Makayla Mather, a master’s student in Earth sciences from Tacoma, Washington, and Journey Erickson, a sophomore in nursing from Wolf Point, have received the Phyllis Berger Award for Leadership. The award honors the late Berger, who lived near Pony, and was a generous benefactor of MSU Native American programs.

Makayla Mather
Makayla Mather, a master’s student in Earth sciences from Tacoma, Washington, has won the Phyllis Berger Award for Leadership. Provided photo
Journey Erickson
Journey Erickson, a sophomore in nursing from Wolf Point, has received the Phyllis Berger Award for Leadership. Provided photo

A master’s student in Earth Sciences, Mather (Tlingit/Tsimshian), was elected the Junior U.S. National Student Representative for the American Indian Science and Engineering Society. Mather will serve as a liaison for the seven regional student representatives and will serve as a non-voting member of the AISES board of directors for a two-year term.

Journey Erickson, a member of the Three Affiliated Tribes of North Dakota, is the fundraising chair for the MSU American Indian Council.

Cheyenne Whiteman, a sophomore majoring in nursing from Crow Agency, has won the Glenn Kirkaldie Award for Scholastic Achievement. The award honors the late Glenn Kirkaldie, who was originally from the Flathead reservation area. Kirkaldie served on a health sciences advisory board to MSU and had a passion for Native students.

Cheyenne Whiteman
Cheyenne Whiteman is a second-year nursing student who will be performing at the MSU powwow this Friday, March 25. Photo by Adrian Sanchez Gonzalez / MSU

A member of both the Crow and Northern Cheyenne tribes, Whiteman is co-president of MSU’s American Indian Council. She maintains a perfect 4.0 GPA. Along with her duties with the American Indian Council, she participates in the Native American nurse support group Caring for Our Own Program and serves on the financial board for the student government, the Associated Students of MSU. Whiteman serves as a tutor for the Office of American Indian/Alaska Native Student Success.

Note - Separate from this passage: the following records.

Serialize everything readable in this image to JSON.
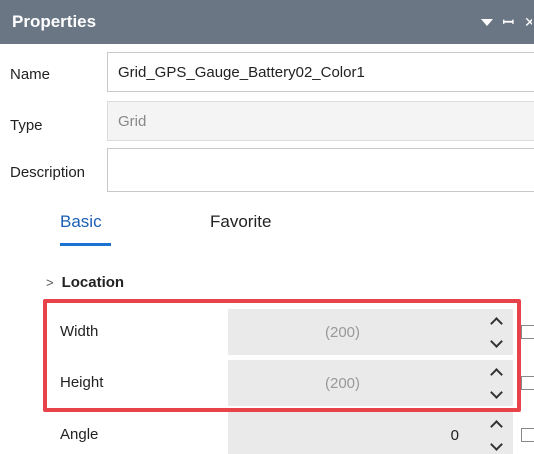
{
  "panel": {
    "title": "Properties"
  },
  "fields": {
    "name_label": "Name",
    "name_value": "Grid_GPS_Gauge_Battery02_Color1",
    "type_label": "Type",
    "type_value": "Grid",
    "description_label": "Description",
    "description_value": ""
  },
  "tabs": {
    "basic": "Basic",
    "favorite": "Favorite",
    "active": "Basic"
  },
  "section": {
    "label": "Location"
  },
  "properties": [
    {
      "label": "Width",
      "value": "(200)",
      "readonly": true
    },
    {
      "label": "Height",
      "value": "(200)",
      "readonly": true
    },
    {
      "label": "Angle",
      "value": "0",
      "readonly": false
    }
  ],
  "colors": {
    "titlebar": "#6b7685",
    "accent": "#1a73d1",
    "highlight": "#e8424a"
  },
  "icons": {
    "dropdown": "dropdown-icon",
    "pin": "pin-icon",
    "close": "close-icon",
    "expand": "chevron-right-icon",
    "spin_up": "spin-up-icon",
    "spin_down": "spin-down-icon"
  }
}
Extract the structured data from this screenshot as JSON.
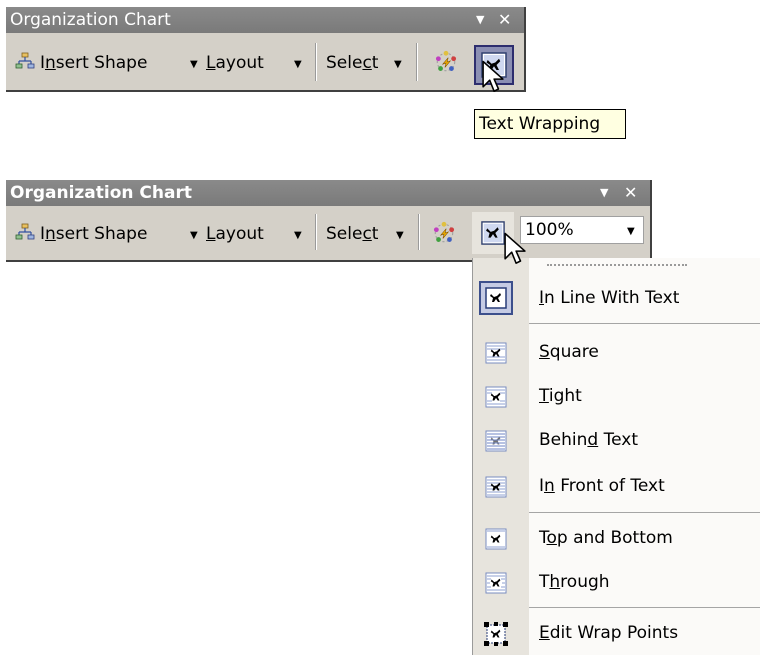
{
  "toolbar_top": {
    "title": "Organization Chart",
    "insert_shape": {
      "pre": "I",
      "u": "n",
      "post": "sert Shape"
    },
    "layout": {
      "pre": "",
      "u": "L",
      "post": "ayout"
    },
    "select": {
      "pre": "Sele",
      "u": "c",
      "post": "t"
    },
    "close_glyph": "✕",
    "menu_glyph": "▼"
  },
  "tooltip": {
    "text": "Text Wrapping"
  },
  "toolbar_bottom": {
    "title": "Organization Chart",
    "insert_shape": {
      "pre": "I",
      "u": "n",
      "post": "sert Shape"
    },
    "layout": {
      "pre": "",
      "u": "L",
      "post": "ayout"
    },
    "select": {
      "pre": "Sele",
      "u": "c",
      "post": "t"
    },
    "zoom_value": "100%",
    "close_glyph": "✕",
    "menu_glyph": "▼"
  },
  "wrap_menu": {
    "items": [
      {
        "pre": "",
        "u": "I",
        "post": "n Line With Text",
        "icon": "inline-wrap-icon",
        "selected": true
      },
      {
        "pre": "",
        "u": "S",
        "post": "quare",
        "icon": "square-wrap-icon"
      },
      {
        "pre": "",
        "u": "T",
        "post": "ight",
        "icon": "tight-wrap-icon"
      },
      {
        "pre": "Behin",
        "u": "d",
        "post": " Text",
        "icon": "behind-text-icon"
      },
      {
        "pre": "I",
        "u": "n",
        "post": " Front of Text",
        "icon": "in-front-text-icon"
      },
      {
        "pre": "T",
        "u": "o",
        "post": "p and Bottom",
        "icon": "top-bottom-wrap-icon"
      },
      {
        "pre": "T",
        "u": "h",
        "post": "rough",
        "icon": "through-wrap-icon"
      },
      {
        "pre": "",
        "u": "E",
        "post": "dit Wrap Points",
        "icon": "edit-wrap-points-icon"
      }
    ]
  },
  "colors": {
    "toolbar_bg": "#d4d0c8",
    "titlebar": "#7f7f7f",
    "tooltip_bg": "#ffffe1",
    "pressed": "#8b8fb3"
  }
}
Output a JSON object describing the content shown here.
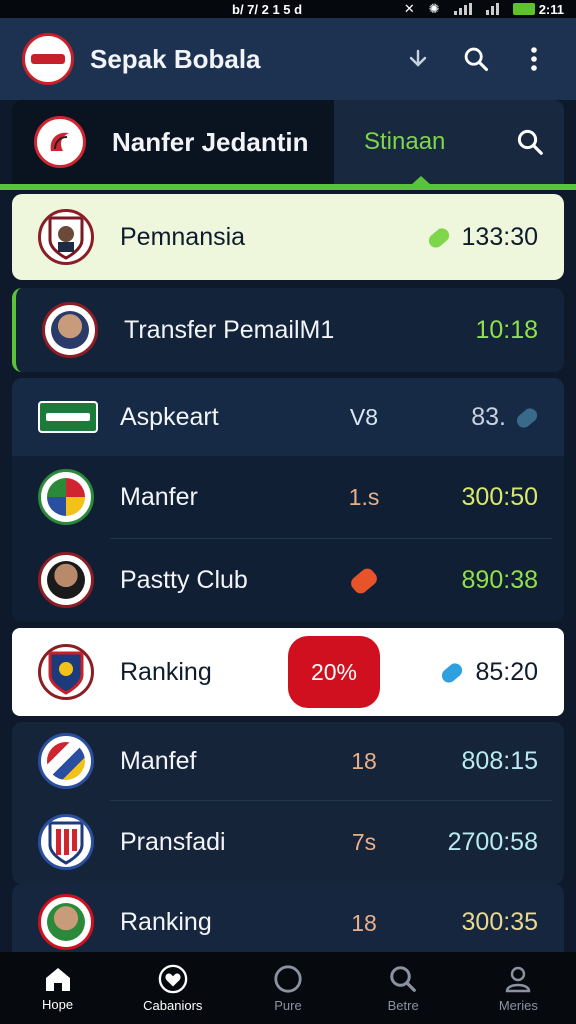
{
  "status": {
    "left": "b/ 7/ 2 1 5 d",
    "time": "2:11"
  },
  "app": {
    "title": "Sepak Bobala"
  },
  "header_icons": [
    "download-icon",
    "search-icon",
    "more-icon"
  ],
  "subheader": {
    "title": "Nanfer Jedantin",
    "tab_label": "Stinaan"
  },
  "rows": [
    {
      "name": "Pemnansia",
      "mid": "",
      "time": "133:30"
    },
    {
      "name": "Transfer PemailM1",
      "mid": "",
      "time": "10:18"
    },
    {
      "name": "Aspkeart",
      "mid": "V8",
      "time": "83."
    },
    {
      "name": "Manfer",
      "mid": "1.s",
      "time": "300:50"
    },
    {
      "name": "Pastty Club",
      "mid": "",
      "time": "890:38"
    },
    {
      "name": "Ranking",
      "mid": "20%",
      "time": "85:20"
    },
    {
      "name": "Manfef",
      "mid": "18",
      "time": "808:15"
    },
    {
      "name": "Pransfadi",
      "mid": "7s",
      "time": "2700:58"
    },
    {
      "name": "Ranking",
      "mid": "18",
      "time": "300:35"
    }
  ],
  "nav": [
    {
      "label": "Hope",
      "icon": "home-icon"
    },
    {
      "label": "Cabaniors",
      "icon": "heart-icon"
    },
    {
      "label": "Pure",
      "icon": "circle-icon"
    },
    {
      "label": "Betre",
      "icon": "search-icon"
    },
    {
      "label": "Meries",
      "icon": "profile-icon"
    }
  ],
  "colors": {
    "accent": "#5cc23a",
    "time_green": "#8fe04a",
    "time_yellow": "#d7e86a",
    "time_cyan": "#b8eaf0",
    "time_gold": "#e8d890",
    "pill": "#d0101e",
    "header": "#1c3250"
  }
}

Terrance Limpy has received a Harriette Cushman Award for Outstanding MSU Indian Student. The award honors Harriette Cushman, who was hired in 1922 to be MSU Extension’s first poultry specialist. She worked with the Blackfeet reservation for a time to establish poultry there. She also worked with MSU staff and faculty to develop an unofficial network of advocates and support staff for Native students.

Terrance Limpy
Terrance Limpy has received a Harriette Cushman Award for Outstanding MSU Indian Student. MSU photo

Limpy, a senior majoring in business management from Lame Deer and a member of the Northern Cheyenne Tribe, is president of the MSU student chapter of American Indigenous Business Leaders, a national organization that aims to empower Indigenous business students. In 2020, the club won the university Chapter of the Year award, and Limpy was part of a team of students that earned first place two years running in the organization’s national business plan competition.

Limpy was a part of the inaugural Jabs Equity, Diversity and Inclusion committee, which seeks to create and achieve objectives within the business college that align with the university’s diversity and inclusion goals.